I realize he isn't judging me for an unproductive day; he is upset that I haven't yet done one thing in particular. Namely, I haven't paid attention to him.
And, in fact, you could say I am acting as if we already live apart.
This is when I know the trial separation we've been discussing can't come soon enough. Given money issues and other logistics, it's necessarily a few months off. I probably owe him the kindness of acknowledgement in the meantime. Better add him to my to-do list.

It's been a month since Valentine's Day, my last big effort to reignite something of substance with Rob, to save us from demise due to indifference.
Rob and I never celebrated Valentine's Day, even in the best of times. We just weren't interested in forced romanticism, we said. Instead, we named it "New Leaf Day," and each year endeavored to turn one over in our relationship.
As the rest of the world chose stock-in-trade overtures in form of chocolate, flowers, and extravagant meals, we acknowledged each other mindfully and with awareness to our true situation. We dealt in cards promising support and small gifts of gratitude for the other's contribution to the troubled relationship.
Until this year. I made Rob dinner, wrote him a card with a sincere pledge of effort to improve our situation, and presented him with a Buddha statue in the Earth Witness Position, fingertips to the ground in recognition of the here and now.
Rob had nothing for me in return. Given the state of our relationship-lifeless-I shouldn't expect anything. But given our shared vision for this day, his inaction spoke volumes.
Over the last few weeks I've learned that indeed Rob is toying with giving up on us and moving on. This has come as a shock, as I thought I was the sole driver in this decision to stay or go. I should have known I had co-star capable of affecting the plot as much as I. Turns out I must prepare myself for a journey of which I won't always be in control. How silly of me to think otherwise. Interesting times ahead.

I read Lori Gottlieb's buzz-worthy Atlantic Monthly article "Marry Him!" with a sinking heart. Her thesis that older singletons hoping for motherhood should settle for Mr. Good Enough seems dangerous.

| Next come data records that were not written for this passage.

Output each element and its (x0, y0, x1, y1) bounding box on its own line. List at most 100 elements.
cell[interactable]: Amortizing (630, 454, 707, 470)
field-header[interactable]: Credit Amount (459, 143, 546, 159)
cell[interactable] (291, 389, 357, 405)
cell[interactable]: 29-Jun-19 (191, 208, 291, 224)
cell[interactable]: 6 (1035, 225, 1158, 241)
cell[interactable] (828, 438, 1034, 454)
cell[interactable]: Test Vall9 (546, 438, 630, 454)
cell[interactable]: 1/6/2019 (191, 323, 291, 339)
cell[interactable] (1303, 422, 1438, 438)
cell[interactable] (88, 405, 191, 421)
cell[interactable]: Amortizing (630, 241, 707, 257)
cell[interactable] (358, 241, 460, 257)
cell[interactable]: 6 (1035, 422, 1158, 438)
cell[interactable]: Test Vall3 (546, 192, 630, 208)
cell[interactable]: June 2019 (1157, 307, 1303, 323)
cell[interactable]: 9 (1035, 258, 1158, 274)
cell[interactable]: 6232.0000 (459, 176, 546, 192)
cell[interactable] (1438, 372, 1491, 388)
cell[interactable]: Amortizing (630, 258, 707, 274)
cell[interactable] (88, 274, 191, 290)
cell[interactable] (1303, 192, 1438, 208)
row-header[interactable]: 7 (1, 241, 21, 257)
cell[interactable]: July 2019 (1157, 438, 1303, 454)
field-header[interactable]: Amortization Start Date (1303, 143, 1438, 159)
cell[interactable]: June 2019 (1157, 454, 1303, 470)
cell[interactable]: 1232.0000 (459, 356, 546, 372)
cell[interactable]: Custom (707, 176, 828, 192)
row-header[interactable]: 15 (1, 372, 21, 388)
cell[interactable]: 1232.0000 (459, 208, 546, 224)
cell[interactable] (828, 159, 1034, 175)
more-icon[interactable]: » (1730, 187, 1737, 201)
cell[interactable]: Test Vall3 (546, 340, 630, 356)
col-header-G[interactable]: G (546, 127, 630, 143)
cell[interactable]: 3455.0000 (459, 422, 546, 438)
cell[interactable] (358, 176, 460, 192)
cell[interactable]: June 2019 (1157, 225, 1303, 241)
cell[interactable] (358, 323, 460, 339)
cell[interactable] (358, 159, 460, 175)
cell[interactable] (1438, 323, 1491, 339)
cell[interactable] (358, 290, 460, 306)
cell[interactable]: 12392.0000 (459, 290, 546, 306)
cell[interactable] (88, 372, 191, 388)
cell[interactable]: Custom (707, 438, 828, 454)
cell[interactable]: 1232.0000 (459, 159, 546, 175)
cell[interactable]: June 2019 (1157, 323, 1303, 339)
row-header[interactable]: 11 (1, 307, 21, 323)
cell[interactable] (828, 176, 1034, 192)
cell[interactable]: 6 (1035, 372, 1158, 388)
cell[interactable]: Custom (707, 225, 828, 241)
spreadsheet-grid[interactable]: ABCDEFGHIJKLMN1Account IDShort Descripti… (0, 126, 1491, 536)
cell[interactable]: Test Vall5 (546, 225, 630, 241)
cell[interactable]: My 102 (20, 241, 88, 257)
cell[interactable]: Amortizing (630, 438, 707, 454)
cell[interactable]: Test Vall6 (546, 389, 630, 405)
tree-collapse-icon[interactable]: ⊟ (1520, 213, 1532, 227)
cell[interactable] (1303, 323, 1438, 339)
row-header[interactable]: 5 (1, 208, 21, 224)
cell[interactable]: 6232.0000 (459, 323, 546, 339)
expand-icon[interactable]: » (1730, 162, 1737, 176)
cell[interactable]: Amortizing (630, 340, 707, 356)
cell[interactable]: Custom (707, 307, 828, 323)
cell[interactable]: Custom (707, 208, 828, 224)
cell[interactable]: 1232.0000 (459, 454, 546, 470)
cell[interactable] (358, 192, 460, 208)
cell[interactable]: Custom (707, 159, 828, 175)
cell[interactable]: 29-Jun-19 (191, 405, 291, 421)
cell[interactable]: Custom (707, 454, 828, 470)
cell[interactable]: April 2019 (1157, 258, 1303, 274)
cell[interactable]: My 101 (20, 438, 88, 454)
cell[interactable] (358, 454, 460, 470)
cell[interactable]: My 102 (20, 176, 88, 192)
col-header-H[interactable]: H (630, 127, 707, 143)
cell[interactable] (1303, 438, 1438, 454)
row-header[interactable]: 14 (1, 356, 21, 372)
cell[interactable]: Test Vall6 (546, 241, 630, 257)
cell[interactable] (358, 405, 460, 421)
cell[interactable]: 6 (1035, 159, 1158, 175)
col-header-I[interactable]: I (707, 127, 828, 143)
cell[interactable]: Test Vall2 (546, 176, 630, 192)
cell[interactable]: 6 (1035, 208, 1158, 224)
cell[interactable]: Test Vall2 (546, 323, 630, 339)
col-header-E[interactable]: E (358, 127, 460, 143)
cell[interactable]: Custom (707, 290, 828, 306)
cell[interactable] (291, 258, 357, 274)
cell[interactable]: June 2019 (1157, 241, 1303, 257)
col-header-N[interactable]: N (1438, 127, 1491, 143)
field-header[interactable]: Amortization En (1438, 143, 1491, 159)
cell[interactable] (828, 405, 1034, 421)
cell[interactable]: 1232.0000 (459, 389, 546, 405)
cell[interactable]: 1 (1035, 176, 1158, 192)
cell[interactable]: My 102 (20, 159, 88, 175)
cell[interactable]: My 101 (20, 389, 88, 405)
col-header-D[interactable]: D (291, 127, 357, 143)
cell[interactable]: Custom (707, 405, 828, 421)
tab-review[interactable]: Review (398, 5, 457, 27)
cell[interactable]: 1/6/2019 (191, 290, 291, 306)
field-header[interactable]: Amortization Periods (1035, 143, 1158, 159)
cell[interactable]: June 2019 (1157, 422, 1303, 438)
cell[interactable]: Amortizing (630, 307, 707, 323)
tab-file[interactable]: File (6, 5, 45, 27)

Yes, it's silly to wait for an ideal Mr. Right who doesn't exist. Yes, you and your child will have the immeasurable benefit of a participating father. Yes, you get a co-manager in the maintenance of your home and lifestyle. But you must be sure the price at which you procured these things for yourself was right. And you have to be certain you are capable of living with your decision.
Worse than remaining partnerless — and now I'm talking as someone who did what Ms. Gottlieb suggests and regrets it — you could find yourself spending days, months, years in secret agony wondering, is my husband indeed Good Enough or not? Do I ignore the needs he cannot meet, perhaps forgoing them for the rest of my life? Do I just need to focus on settling my mind as I did my life? Or perhaps, am I worth a bit more than I bargained for?
To anyone thinking of settling, I'd say be sure you can live without the things you bartered away in exchange for the security, motherhood, or whatever it is you settled for. Of course, women considering settling are likely not surfing the blogs at First Wives World. But perhaps some women who have settled, and who are contemplating reversing that course, are.